Activation of phosphatidylinositol-3'-kinase/AKT signaling is essential in hepatoblastoma survival.

Purpose: Hepatoblastoma represents the most frequent malignant liver tumor in childhood. The phosphatidylinositol-3′-kinase (PI3K)/AKT pathway is crucial in downstream signaling of multiple receptor tyrosine kinases of pathogenic importance in hepatoblastoma. Increased PI3K/AKT signaling pathway activity and activating mutations of PIK3CA , encoding a PI3K catalytic subunit, have been reported in different childhood tumors.
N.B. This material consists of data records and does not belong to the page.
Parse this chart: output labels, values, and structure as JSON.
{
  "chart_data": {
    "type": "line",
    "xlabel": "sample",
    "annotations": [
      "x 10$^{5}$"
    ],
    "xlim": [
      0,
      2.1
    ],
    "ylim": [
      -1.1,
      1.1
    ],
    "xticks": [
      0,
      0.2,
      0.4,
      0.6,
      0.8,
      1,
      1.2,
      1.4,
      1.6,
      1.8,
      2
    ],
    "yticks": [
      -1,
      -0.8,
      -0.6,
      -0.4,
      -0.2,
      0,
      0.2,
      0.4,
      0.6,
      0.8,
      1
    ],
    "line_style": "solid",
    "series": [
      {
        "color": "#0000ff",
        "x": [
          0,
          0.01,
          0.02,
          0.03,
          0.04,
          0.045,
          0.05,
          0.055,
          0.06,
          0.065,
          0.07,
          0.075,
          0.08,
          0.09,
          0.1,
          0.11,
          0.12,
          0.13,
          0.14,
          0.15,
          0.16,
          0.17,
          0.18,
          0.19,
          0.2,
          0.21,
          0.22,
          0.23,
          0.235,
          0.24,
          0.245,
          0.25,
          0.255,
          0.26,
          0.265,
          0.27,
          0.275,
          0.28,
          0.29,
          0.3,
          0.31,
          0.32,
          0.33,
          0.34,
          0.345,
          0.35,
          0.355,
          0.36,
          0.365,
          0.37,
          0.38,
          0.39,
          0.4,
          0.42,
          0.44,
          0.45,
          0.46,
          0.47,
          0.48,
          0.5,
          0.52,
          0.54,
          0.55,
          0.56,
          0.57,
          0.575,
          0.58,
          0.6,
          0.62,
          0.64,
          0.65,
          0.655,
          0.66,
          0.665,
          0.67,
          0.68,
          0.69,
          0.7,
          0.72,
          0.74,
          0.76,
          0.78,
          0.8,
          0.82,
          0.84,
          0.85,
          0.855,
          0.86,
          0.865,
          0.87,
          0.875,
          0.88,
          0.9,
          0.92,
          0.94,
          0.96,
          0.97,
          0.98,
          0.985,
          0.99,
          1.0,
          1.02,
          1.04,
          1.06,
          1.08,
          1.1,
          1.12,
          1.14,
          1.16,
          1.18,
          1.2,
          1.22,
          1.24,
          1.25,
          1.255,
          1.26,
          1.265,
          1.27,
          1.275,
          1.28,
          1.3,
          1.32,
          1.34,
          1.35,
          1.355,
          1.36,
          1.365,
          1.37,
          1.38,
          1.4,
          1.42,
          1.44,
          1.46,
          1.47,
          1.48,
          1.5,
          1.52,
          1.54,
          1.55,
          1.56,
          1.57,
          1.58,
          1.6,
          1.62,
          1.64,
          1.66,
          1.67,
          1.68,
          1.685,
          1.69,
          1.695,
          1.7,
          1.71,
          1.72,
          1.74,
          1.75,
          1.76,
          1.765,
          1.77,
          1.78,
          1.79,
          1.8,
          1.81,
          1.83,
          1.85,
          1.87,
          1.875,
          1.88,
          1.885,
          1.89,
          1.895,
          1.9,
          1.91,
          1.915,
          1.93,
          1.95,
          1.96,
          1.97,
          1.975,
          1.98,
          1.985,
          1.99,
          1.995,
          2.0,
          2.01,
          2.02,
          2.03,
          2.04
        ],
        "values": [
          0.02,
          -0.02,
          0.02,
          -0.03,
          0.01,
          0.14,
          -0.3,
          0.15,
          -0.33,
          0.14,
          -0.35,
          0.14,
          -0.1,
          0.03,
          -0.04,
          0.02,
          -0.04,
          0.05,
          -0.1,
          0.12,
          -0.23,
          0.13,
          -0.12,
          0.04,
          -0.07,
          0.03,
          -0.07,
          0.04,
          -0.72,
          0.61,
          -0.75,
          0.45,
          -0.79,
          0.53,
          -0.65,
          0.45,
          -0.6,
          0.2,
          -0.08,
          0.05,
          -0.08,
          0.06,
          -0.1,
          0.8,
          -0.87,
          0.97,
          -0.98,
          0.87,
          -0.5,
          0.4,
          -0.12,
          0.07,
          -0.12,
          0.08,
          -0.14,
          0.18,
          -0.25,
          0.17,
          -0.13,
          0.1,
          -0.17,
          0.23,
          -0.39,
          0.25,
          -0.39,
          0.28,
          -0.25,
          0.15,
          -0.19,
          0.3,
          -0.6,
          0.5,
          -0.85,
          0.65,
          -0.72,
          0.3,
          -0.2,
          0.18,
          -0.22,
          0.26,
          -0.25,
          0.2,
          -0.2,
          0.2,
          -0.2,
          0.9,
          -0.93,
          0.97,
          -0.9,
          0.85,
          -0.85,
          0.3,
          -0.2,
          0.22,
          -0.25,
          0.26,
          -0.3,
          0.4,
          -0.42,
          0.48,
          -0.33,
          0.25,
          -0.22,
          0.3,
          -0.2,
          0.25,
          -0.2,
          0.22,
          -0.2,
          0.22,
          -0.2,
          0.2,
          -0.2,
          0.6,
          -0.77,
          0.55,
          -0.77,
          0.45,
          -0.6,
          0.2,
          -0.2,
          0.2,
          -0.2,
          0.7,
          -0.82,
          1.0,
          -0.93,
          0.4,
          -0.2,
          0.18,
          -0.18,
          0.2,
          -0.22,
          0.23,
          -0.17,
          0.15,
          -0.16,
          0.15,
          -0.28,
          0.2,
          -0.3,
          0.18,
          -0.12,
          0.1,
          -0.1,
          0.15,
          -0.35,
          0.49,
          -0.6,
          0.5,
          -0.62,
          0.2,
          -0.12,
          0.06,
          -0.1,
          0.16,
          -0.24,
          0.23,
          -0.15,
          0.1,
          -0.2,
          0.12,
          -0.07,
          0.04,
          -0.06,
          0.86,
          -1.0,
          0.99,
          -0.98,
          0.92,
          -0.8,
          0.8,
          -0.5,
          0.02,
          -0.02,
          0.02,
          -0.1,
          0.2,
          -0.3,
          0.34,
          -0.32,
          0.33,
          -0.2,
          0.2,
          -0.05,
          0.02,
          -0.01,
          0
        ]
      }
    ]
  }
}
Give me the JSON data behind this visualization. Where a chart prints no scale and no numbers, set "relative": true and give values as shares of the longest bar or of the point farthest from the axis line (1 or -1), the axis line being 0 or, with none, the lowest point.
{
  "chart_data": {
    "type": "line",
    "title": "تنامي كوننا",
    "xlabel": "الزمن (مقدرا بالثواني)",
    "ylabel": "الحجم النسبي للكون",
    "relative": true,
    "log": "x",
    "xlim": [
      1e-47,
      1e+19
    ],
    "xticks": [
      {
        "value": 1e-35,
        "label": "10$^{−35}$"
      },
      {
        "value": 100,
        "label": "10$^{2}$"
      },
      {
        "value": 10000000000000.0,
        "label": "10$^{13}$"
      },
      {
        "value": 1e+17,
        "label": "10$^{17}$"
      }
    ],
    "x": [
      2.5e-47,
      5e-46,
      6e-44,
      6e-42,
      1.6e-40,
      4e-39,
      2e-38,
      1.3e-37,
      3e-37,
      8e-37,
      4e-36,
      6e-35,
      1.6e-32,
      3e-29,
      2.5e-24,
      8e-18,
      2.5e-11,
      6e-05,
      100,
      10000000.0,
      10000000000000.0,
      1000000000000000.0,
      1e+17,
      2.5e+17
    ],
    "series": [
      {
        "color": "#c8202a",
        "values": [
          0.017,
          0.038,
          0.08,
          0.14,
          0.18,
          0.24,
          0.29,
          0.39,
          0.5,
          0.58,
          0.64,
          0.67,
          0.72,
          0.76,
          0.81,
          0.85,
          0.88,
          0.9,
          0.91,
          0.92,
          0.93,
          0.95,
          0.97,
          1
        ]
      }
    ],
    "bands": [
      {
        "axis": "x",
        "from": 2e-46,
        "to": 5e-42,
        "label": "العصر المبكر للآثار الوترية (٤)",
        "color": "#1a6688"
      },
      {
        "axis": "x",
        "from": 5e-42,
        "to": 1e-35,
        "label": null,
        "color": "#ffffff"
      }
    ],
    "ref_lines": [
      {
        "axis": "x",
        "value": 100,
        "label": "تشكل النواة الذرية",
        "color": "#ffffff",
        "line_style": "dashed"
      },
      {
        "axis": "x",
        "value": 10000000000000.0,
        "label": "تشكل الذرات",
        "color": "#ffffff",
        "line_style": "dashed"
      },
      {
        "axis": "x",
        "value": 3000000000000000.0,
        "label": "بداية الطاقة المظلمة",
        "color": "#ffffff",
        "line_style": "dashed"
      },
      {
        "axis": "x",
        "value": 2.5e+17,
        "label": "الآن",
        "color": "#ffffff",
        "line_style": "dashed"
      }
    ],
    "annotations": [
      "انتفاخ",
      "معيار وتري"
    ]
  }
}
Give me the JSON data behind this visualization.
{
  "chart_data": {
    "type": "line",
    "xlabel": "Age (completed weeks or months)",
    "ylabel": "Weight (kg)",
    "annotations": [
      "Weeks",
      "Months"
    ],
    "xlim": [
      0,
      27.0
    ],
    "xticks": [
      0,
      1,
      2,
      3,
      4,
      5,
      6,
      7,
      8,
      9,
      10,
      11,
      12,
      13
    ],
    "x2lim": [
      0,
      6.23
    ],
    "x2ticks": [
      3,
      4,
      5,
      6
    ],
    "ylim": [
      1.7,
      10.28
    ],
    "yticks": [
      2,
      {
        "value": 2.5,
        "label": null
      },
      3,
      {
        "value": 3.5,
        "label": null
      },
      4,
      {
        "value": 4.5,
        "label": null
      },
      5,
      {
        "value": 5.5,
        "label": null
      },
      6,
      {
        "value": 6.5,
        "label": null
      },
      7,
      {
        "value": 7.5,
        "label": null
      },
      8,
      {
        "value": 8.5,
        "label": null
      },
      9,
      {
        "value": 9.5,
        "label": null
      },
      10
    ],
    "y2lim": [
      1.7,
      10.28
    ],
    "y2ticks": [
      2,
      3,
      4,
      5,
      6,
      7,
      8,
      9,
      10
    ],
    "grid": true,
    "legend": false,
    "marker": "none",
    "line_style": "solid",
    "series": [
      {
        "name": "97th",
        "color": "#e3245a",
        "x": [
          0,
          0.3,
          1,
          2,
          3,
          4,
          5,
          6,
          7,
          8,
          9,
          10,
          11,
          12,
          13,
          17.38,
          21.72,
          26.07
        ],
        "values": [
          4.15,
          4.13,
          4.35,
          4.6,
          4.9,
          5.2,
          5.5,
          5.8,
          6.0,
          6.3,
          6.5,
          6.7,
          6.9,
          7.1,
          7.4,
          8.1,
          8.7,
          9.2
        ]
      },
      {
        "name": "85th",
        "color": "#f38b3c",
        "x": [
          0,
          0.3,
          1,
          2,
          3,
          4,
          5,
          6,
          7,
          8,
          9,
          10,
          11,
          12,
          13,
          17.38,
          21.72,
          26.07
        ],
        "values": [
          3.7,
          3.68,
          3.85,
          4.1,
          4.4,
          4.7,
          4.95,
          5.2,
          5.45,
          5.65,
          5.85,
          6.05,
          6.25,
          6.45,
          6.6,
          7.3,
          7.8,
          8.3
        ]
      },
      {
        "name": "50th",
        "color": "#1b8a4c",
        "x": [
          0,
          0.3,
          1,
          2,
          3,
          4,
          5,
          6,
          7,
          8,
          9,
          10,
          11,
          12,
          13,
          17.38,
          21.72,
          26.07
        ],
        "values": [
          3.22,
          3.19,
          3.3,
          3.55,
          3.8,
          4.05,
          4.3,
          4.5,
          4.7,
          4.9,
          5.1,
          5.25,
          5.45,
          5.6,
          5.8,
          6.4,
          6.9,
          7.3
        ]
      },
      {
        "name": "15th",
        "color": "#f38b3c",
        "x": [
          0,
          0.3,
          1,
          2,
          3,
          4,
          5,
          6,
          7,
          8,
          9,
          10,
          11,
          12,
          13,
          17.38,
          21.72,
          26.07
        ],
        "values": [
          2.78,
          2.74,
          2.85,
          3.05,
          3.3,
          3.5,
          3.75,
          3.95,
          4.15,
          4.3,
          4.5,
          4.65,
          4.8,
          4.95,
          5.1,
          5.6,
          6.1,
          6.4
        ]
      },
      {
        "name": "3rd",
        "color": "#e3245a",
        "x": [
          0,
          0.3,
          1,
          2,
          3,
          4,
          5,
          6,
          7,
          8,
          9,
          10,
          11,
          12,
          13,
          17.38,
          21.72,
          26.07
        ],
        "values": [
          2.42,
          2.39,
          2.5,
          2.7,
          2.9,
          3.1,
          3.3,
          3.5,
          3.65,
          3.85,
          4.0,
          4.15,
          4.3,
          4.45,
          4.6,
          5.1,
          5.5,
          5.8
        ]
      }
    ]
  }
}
The current study was done to analyze the role of PI3K/AKT signaling in hepatoblastoma. Experimental Design: Immunohistochemical stainings of (Ser473)-phosphorylated (p)-AKT protein, its targets p-(Ser9)-GSK-3β and p-(Ser2448)-mTOR, as well as the cell cycle regulators Cyclin D1, p27 KIP1 , and p21 CIP1 were done and the PIK3CA gene was screened for mutations. In vitro , two hepatoblastoma cell lines treated with the PI3K inhibitor LY294002 were analyzed for AKT and GSK-3β phosphorylation, cell proliferation, and apoptosis. Additionally, simultaneous treatments of hepatoblastoma with LY294002 and cytotoxic drugs were carried out. Results: Most tumors strongly expressed p-AKT, p-GSK-3β, and p-mTOR; subgroups showed significant Cyclin D1, p27 KIP1 , and p21 CIP1 expression. One hepatoblastoma carried an E545A mutation in the PIK3CA gene. In vitro , PI3K inhibition diminished hepatoblastoma cell growth being accompanied by reduced AKT and GSK-3β phosphorylation. Flow cytometry and 49, 6-diamidino-2-phenylindole stainings showed that PI3K pathway inhibition leads to a substantial increase in apoptosis and a decrease in cellular proliferation linked to reduced Cyclin D1 and increased p27 KIP1 levels. Simultaneous treatment of hepatoblastoma cell lines with LY294002 and cytotoxic drugs resulted in positive interactions. Conclusions: Our findings imply that PI3K signaling plays an essential role in growth control of hepatoblastoma and might be successfully targeted in multimodal therapeutic strategies.